Il progetto europeo è in crisi, forse irreversibile. La prospettiva di superarla attraverso la creazione di una Unione politica, con una "sovranità condivisa", si fa giorno dopo giorno più irrealistica.
Dal 2008, l'Unione europea si è divisa su tutto, ed ora è più divisa che mai.
La fase di costruzione si concluse con l'ingresso della Gran Bretagna, da sempre auspicata dall'Italia in modo da bilanciare l'asse franco-tedesco. La Comunità economica europea aveva infatti sancito la pace definitiva tra due nemici secolari, che si erano fatti ben quattro guerre in un secolo e mezzo: dalle quelle di Napoleone contro Austria e Prussia a quella guerra franco-prussiana del 1870, fino ai due conflitti mondiali.
La caduta del comunismo, nel 1989, portò alla riunificazione della Germania ed all'estensione dell'Unione europea ad est, incorporando tutti i Paesi slavi e baltici che erano stati satelliti dell'URSS: ancora una volta, l'Unione europea seppe dar vita ad un progetto di cooperazione e di integrazione tra i popoli. Si accollò, con successo, il difficile ed oneroso compito di traghettarli verso la democrazia e la prosperità.
Nel 2008 si aprì una nuova stagione, con la creazione dell'Unione Euromediterranea: a Parigi, il Presidente francese Sarkozy e quello egiziano Mubarak ne furono acclamati co-presidenti. La Francia e l'Italia chiusero definitivamente, rispettivamente con l'Algeria e con la Libia, le loro vertenze post-coloniali.
Si apriva una fase nuova, di cooperazione e di sviluppo. Durò poco, anzi non decollò mai: quell'ambizioso progetto di pace e di prosperità aveva suscitato l'invidia degli dei.
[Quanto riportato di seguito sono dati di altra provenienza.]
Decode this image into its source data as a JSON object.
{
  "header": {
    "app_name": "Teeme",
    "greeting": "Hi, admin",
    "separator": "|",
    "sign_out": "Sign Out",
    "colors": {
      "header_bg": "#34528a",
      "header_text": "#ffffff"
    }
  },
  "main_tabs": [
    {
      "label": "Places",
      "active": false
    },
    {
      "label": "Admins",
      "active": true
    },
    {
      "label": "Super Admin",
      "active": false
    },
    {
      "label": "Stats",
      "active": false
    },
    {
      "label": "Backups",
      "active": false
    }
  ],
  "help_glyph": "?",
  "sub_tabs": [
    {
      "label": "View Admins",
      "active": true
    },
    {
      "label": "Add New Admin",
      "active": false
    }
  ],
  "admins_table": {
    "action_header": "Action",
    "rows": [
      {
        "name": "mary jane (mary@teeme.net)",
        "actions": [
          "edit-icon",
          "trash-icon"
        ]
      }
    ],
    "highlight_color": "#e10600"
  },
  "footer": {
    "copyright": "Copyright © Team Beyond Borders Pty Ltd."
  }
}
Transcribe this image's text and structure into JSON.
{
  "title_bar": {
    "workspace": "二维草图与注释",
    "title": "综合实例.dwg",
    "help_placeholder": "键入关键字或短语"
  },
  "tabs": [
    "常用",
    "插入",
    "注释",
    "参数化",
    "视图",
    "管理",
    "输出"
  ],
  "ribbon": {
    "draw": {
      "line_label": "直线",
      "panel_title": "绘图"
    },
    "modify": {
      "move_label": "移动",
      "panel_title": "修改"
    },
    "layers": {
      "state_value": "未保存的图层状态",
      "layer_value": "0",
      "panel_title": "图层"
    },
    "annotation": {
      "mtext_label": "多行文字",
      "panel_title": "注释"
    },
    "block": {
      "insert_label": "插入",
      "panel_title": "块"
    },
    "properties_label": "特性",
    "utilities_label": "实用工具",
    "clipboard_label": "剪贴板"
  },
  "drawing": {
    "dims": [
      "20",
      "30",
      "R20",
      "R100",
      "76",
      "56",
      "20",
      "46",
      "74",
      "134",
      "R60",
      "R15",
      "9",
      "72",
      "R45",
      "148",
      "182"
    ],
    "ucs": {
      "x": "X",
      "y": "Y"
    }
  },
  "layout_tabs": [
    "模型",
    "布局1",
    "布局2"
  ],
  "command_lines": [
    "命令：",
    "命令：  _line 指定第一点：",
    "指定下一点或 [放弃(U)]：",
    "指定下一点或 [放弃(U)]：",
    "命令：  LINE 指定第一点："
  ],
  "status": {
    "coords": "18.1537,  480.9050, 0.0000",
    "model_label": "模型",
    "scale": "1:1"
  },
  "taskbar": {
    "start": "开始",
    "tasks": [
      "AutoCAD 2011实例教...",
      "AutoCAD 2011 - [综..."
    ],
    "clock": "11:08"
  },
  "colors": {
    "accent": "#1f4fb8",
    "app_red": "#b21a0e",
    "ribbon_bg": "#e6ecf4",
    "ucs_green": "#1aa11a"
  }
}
Da allora, l'Europa non ha più avuto pace: la crisi finanziaria americana si abbatté pesantemente sui conti delle banche europee, che si ritrovarono in bilancio asset illiquidi e senza più alcun valore.
Invece di concordare un piano comune di intervento, i singoli Stati cercarono di salvare ciascuno le sue banche: dalla Gran Bretagna alla Germania, dal Belgio all'Austria, i rispettivi debiti pubblici si ingigantirono. Un po' alla volta, cominciarono però a saltare i conti della Grecia, dell'Irlanda, del Portogallo, della Spagna e dell'Italia: la exit strategy decisa dalla Bce imponeva alle banche di restituire i fondi prestati in via di emergenza. Si scatenò la corsa a ritirare i crediti da questi Paesi ed a vendere i loro titoli di Stato: i mercati finanziari andarono fuori controllo, con gli spread che salivano come mai prima.
Un'altra volta ancora, non ci fu alcuna solidarietà: i Paesi PIIGS erano stati abbandonati a se stessi. L'idea di emettere gli Eurobond non fu mai presa in considerazione.
La Francia e la Germania, d'intesa, pretesero politiche di rigore e di austerità senza limiti: dovevano garantire che i crediti delle loro banche verso questi Paesi fossero onorati. L'Italia venne svillaneggiata al G20 di Nizza: era un Paese sull'orlo del fallimento, che viveva al di sopra delle sue possibilità, e che doveva fare i compiti a casa.
Il Fiscal Compact è stata la medicina amara che ci è stata imposta: l'obiettivo del pareggio di bilancio, ancora mai raggiunto dalla Francia, intanto ha provocato recessione e disoccupazione dappertutto.